3390 2006 class presentation comments 1

Issues arising from the group class presentations.
The group class presentations have been of a very good standard with grades ranging
from B+ to A+. These promise much for a high standard in the group term papers. Please
feel free to refer to information or insight obtained by you from the presentations. Just be
sure to credit it to the group that provided it.
Professional unions
So far, three of the presentations have involved of the “craft” union type, though they are
referred to nowadays as “professional” unions or associations. The AUPE, while not a
craft/professional union in the traditional sense, represents a range of professional
workers such as social workers, teachers, nurses and others. As with the craft unions of
the 19th Century, these unions place great emphasis on their members’ expertise and their
duty to protect the skills and standards of the craft or profession. As such skills are
subject to change, it is important for members of the profession to constantly develop
their practices. For example, research on diversity in how different people learn and on
learning disabilities can be addressed are important issues for members of the profession.
The ghost at the bargaining table
An issue relevant to each union in the presentations is “the ghost at the bargaining table”
that is government. Governments fund public education, health, social work etc. but do
not always bargain directly with the unions representing professional workers or nonprofessionals working for institutions created by statute to provide the services funded by
taxpayers. The problem is that, as such employers rely on government(s) for their budget,
they may be unable to meet the demands of their workers without obtaining more funding
from government. Typically, the union does not engage in bargaining with the ghost at
the bargaining table, where the real power lies, at least regarding funding.
A key function of unions is to assist in the decentralization of power. In bureaucracies
power tends to be exercised from the top or the centre of the organization. This is of
particular importance in professional workplace settings, because the experience and
knowledge gained and applied by workers at the periphery (away from the top or centre)
is important for the development of policy, and work methods, standards, and conditions.
In spite of the vital nature of knowledge acquired at the periphery, there is frequently
conflict over whose knowledge should prevail. Government and the bodies created by
them have the power of legitimacy and the traditional doctrine of “management rights”.
Yet employees, in this case professional employees, have power that resides in
knowledge that is not easily acquired by those at the top or centre of the organization.
While a superintendent of school district will likely have been a teacher and a local
school administrator, his or her knowledge acquired in the past can become quickly
obsolete, or be subject to challenge by new knowledge, ideas and environmental
conditions acquired by professionals working at the periphery. Each of the presentations
suggested to me that there remain challenges in developing systems and a culture
conducive to synthesizing or reconciling successfully the different knowledge, needs and
perspectives of persons at different levels of the bureaucracies.
Perhaps one stumbling block is that unions themselves are usually bureaucracies with
their core and their periphery. Another may be a culture that retains the mindset that topdown organizations work most efficiently and that the perspectives of those at the top or
core have greater validity that those at the periphery. Such a view seems obsolete
particularly in our era, where communication is supposedly held in great esteem. Without
effective communication to and from the core and the periphery, organizations are likely
to be considerably less successful and effective. Yet we continue to legitimize
bureaucratic structures and cultures, where knowledge is frequently withheld rather than
shared by those at the core (and by those at the periphery). While this raises the question
of how to improve communication between the core and the periphery of organizations, it
also raises the question of whether bureaucratic structures and culture are themselves a
significant part of the problem of communication.
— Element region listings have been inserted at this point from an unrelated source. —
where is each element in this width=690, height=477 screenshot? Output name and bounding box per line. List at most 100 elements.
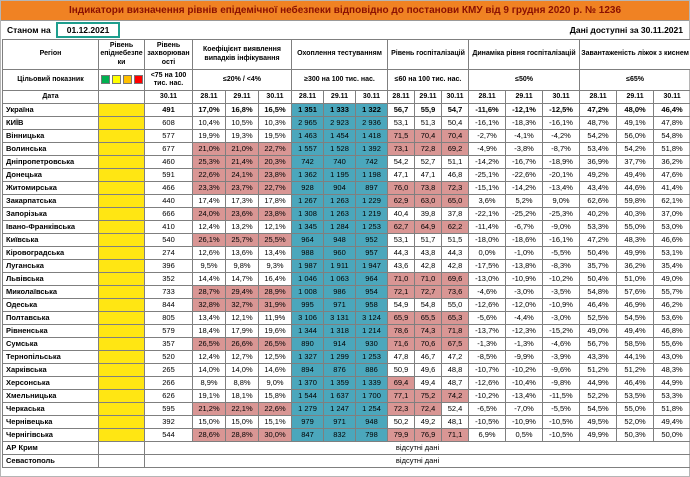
value-cell: 986: [323, 285, 356, 299]
value-cell: 56,0%: [616, 129, 655, 143]
target-value: ≥300 на 100 тис. нас.: [291, 69, 388, 91]
value-cell: 2 923: [323, 116, 356, 130]
data-available-label: Дані доступні за 30.11.2021: [569, 25, 683, 35]
value-cell: -16,1%: [542, 233, 581, 247]
value-cell: 22,7%: [258, 181, 292, 195]
danger-level-cell: [98, 181, 145, 195]
value-cell: 72,4: [414, 402, 442, 416]
value-cell: -15,1%: [468, 181, 507, 195]
value-cell: 19,5%: [258, 129, 292, 143]
as-of-label: Станом на: [7, 25, 51, 35]
value-cell: -15,2%: [542, 324, 581, 338]
danger-level-cell: [98, 207, 145, 221]
date-header: 30.11: [542, 90, 581, 104]
value-cell: 876: [323, 363, 356, 377]
value-cell: 71,1: [440, 428, 470, 442]
value-cell: -10,9%: [505, 272, 544, 286]
value-cell: 12,7%: [225, 350, 259, 364]
value-cell: 971: [323, 298, 356, 312]
value-cell: 897: [355, 181, 388, 195]
value-cell: 28,7%: [192, 285, 226, 299]
value-cell: -25,1%: [468, 168, 507, 182]
target-value: ≤65%: [579, 69, 690, 91]
region-row: Одеська 844 32,8% 32,7% 31,9% 995 971 958 54,9 54…: [2, 298, 690, 312]
value-cell: 265: [144, 363, 193, 377]
value-cell: -10,2%: [468, 389, 507, 403]
value-cell: 44,9%: [579, 376, 618, 390]
value-cell: 71,6: [387, 337, 415, 351]
value-cell: 12,4%: [192, 350, 226, 364]
region-row: Сумська 357 26,5% 26,6% 26,5% 890 914 930 71,6 70…: [2, 337, 690, 351]
value-cell: 28,6%: [192, 428, 226, 442]
value-cell: -5,6%: [468, 311, 507, 325]
value-cell: 23,3%: [192, 181, 226, 195]
value-cell: 1 345: [291, 220, 324, 234]
danger-level-cell: [98, 376, 145, 390]
value-cell: 960: [323, 246, 356, 260]
region-name: Тернопільська: [2, 350, 99, 364]
value-cell: 43,6: [387, 259, 415, 273]
value-cell: -8,5%: [468, 350, 507, 364]
value-cell: -18,6%: [505, 233, 544, 247]
value-cell: 49,9%: [616, 246, 655, 260]
value-cell: -16,1%: [542, 116, 581, 130]
value-cell: 440: [144, 194, 193, 208]
value-cell: 50,9: [387, 363, 415, 377]
danger-level-cell: [98, 142, 145, 156]
date-header: 29.11: [414, 90, 442, 104]
date-header: 28.11: [192, 90, 226, 104]
value-cell: 55,0%: [616, 402, 655, 416]
danger-level-cell: [98, 116, 145, 130]
value-cell: 52,5%: [579, 311, 618, 325]
target-value: <75 на 100 тис. нас.: [144, 69, 193, 91]
value-cell: 72,7: [414, 285, 442, 299]
value-cell: 23,6%: [225, 207, 259, 221]
danger-level-cell: [98, 298, 145, 312]
danger-level-cell: [98, 441, 145, 455]
danger-level-cell: [98, 233, 145, 247]
region-row: Тернопільська 520 12,4% 12,7% 12,5% 1 327 1 29…: [2, 350, 690, 364]
value-cell: -9,8%: [542, 376, 581, 390]
danger-level-cell: [98, 415, 145, 429]
date-header: 28.11: [579, 90, 618, 104]
value-cell: -13,4%: [505, 389, 544, 403]
value-cell: -18,3%: [505, 116, 544, 130]
region-row: КИЇВ 608 10,4% 10,5% 10,3% 2 965 2 923 2 936 53,…: [2, 116, 690, 130]
value-cell: 47,1: [387, 168, 415, 182]
value-cell: -5,5%: [542, 246, 581, 260]
value-cell: 392: [144, 415, 193, 429]
value-cell: 46,2%: [653, 298, 690, 312]
region-name: Донецька: [2, 168, 99, 182]
value-cell: 6,9%: [468, 428, 507, 442]
value-cell: 53,0%: [653, 220, 690, 234]
region-name: АР Крим: [2, 441, 99, 455]
value-cell: 733: [144, 285, 193, 299]
value-cell: 69,2: [440, 142, 470, 156]
report-title: Індикатори визначення рівнів епідемічної…: [1, 1, 689, 21]
value-cell: 2 965: [291, 116, 324, 130]
value-cell: 1 418: [355, 129, 388, 143]
value-cell: 49,4: [414, 376, 442, 390]
value-cell: 1 351: [291, 103, 324, 117]
value-cell: 14,0%: [192, 363, 226, 377]
value-cell: 46,6%: [653, 233, 690, 247]
region-row: Житомирська 466 23,3% 23,7% 22,7% 928 904 897 76…: [2, 181, 690, 195]
column-group-header: Охоплення тестуванням: [291, 39, 388, 70]
value-cell: 51,8%: [653, 402, 690, 416]
value-cell: 51,1: [440, 155, 470, 169]
danger-level-cell: [98, 337, 145, 351]
value-cell: 8,8%: [225, 376, 259, 390]
value-cell: 1 318: [323, 324, 356, 338]
value-cell: -12,6%: [468, 376, 507, 390]
value-cell: 70,6: [414, 337, 442, 351]
value-cell: 51,2%: [616, 363, 655, 377]
value-cell: 46,9%: [616, 298, 655, 312]
danger-level-cell: [98, 311, 145, 325]
value-cell: 54,5%: [579, 402, 618, 416]
value-cell: 24,1%: [225, 168, 259, 182]
date-header: [98, 90, 145, 104]
value-cell: 72,1: [387, 285, 415, 299]
target-value: ≤50%: [468, 69, 581, 91]
value-cell: 35,4%: [653, 259, 690, 273]
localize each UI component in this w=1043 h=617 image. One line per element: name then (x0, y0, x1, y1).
Furthermore, improving communication does not necessarily resolve organizational
problems arising from inequality of power within the organization. Successful social
interaction appears to depend on negotiation to resolve conflict. However, if power is
greatly imbalanced, the danger is that negotiation is replace by coercion, and the
generally negative effects of reaction to coercion. It is not clear that unions in the
industries considered in the presentations are well equipped to meet the challenges of
improving the power and communication of those at the periphery of their respective
In three of the four presentations, the respective unions have no right to strike. The right
to strike in the private sector, while a last resort, is recognized as an important tool for
unions to persuade employers to bargain in good faith. While compulsory arbitration in
the event of a bargaining impasse is viewed by some as an effective alternative to the
right to strike, it comes with some problems. It is easy for the parties to become addicted
to arbitration and stop engaging in bargaining. This not only risks awards detrimental to
each party but may undermine the entire purpose of the Canadian labour relations system
– the settlement of disputes by the give and take of negotiations.
It will be a useful exercise to consider whether deprivation of the right to strike to a class
of workers deemed essential is good public policy. If it is law designed to limit union
power in such industries, we must consider whetherin this era we should be strengthening
the power of those at the periphery, rather than weaken it.
My thanks congratulations to the skill and care of the groups who presented and to those
who engaged in the important process of question and answer.